The Australian-English phrase not worth a crumpet means utterly worthless.
It is one of the phrases built on the pattern not worth a —, such as not worth a tinker’s curse.
The earliest occurrences of the phrase not worth a crumpet that I have found are as follows, in chronological order:
1-: From We Were the Rats (Sydney: Angus and Robertson Limited, 1944), about the siege of the Libyan port of Tobruk in 1941, by the Australian author and journalist Jack Lawson Glassop (1913-1966):
I liked Doug Jackson. He was a Great Public Schools boy and even I had suspected him, his English accent and his rapid promotion, at first. “He’s a bloody cissy,” said Eddie. “You mark me words, he won’t be worth a crumpet in action, not worth a bloody crumpet.” And nearly all the others agreed with him.
2-: From the account of a rugby match between St. George Union and Randwick Union, published in Truth (Sydney, New South Wales) of Sunday 31st August 1947:
The Saints’ centres, Campbell and Hubble, were not worth a crumpet as a defensive unit against Crowe and Cox.
3-: From the account of a match between Boys’ Club and Myall Creek, in the Inverell District cricket competition, published in The Inverell Times (Inverell, New South Wales) of Monday 16th March 1953:
Darby and Mathews opened for the Boys and a good stand it was, too. Darby scored 35 and Mathews shared an 81 partnership with him. First drop Witherden added a solid 37—but it was just as well the first three did so well, for the rest were not worth a crumpet—five ducks, a six and one.
4-: From the caption to the following cartoon, published in Pix (Sydney, New South Wales) of Saturday 15th August 1953:
“All this, as far as the eye can see, is aboriginal reserve by white man government decree—
—which means it isn’t worth a crumpet!”
5-: From The Martinet, a short story by W. E. McGregor, published in The Sun (Sydney, New South Wales) of Friday 11th September 1953—the following is about female soldiers:
Critchley re-entered the fray.
“But Major,” he said, almost apologetically, “surely they did a good job in the last war.”
“Confound me for a dolt, if the man’s not raving again,” thundered the Major. “Just what you’d expect from a bachelor! Critchley, they weren’t worth a crumpet. Give me one thieving Pathan to fifty of your lady soldiers.”

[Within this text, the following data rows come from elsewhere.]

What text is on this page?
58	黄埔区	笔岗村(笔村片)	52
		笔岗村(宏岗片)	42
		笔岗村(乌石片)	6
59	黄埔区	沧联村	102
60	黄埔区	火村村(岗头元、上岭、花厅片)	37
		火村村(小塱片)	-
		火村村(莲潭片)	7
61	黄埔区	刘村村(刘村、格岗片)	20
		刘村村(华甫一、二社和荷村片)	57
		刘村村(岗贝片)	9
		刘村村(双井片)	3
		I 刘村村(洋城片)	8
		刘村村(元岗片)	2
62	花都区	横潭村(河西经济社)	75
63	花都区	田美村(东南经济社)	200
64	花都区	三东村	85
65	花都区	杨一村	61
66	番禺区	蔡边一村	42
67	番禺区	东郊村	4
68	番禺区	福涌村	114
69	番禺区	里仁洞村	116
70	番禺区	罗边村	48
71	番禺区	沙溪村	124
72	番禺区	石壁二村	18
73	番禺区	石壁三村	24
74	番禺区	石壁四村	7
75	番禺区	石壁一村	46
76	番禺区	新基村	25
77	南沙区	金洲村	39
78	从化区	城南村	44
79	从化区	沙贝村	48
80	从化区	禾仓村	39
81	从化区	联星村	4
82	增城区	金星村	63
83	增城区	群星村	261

There have been extended forms of the phrase not worth a crumpet. These are three examples:
1-: From The Pittsburgh Press (Pittsburgh, Pennsylvania, USA) of Wednesday 18th September 1957:
Titled Woman Visitor Disproves a Theory
Lady Russell, Here to See Zionists, Belies Idea Royalty Wastes Time
The American idea that titled English women do nothing more than sit around sipping tea isn’t worth a crumbled crumpet.
At least not so far as Lady Russell of Liverpool is concerned.
2-: From What teacher wanted to say—less politely, by a teacher named Kerry Cue, published in The Age (Melbourne, Victoria) of Friday 11th February 1983:
The students who “lack socialisation skills” are a real worry. They pinch other kids’ pens, pick fights with anyone in a ruler-wielding radius and—I’m not sure how to put this—have the unique talent of being able to break wind on command to the inward delight and outward horror of the rest of the class.
Of course “socialisation” isn’t worth a canteen crumpet if your son “lacks a conceptual appreciation of the classroom situation”, which implies he is constantly leaning back on his chair, knocking his mate’s books to the floor; and when sent to the back of the room, he grabs various kids’ rulers on the way, so that he can spend the rest of the lesson karate-chopping two-centimetre bits off the end of each one.
3-: From The Canberra Times (Canberra, Australian Capital Territory) of Friday 3rd August 1990:
Goss tables guidelines for foreign investment
BRISBANE: The Queensland Government reaffirmed its foreign investment guidelines yesterday […].
The Deputy Opposition Leader, Rob Borbidge, responded by saying the alleged guidelines tabled by the Premier were not worth a “cold crumpet” and would only generate more confusion.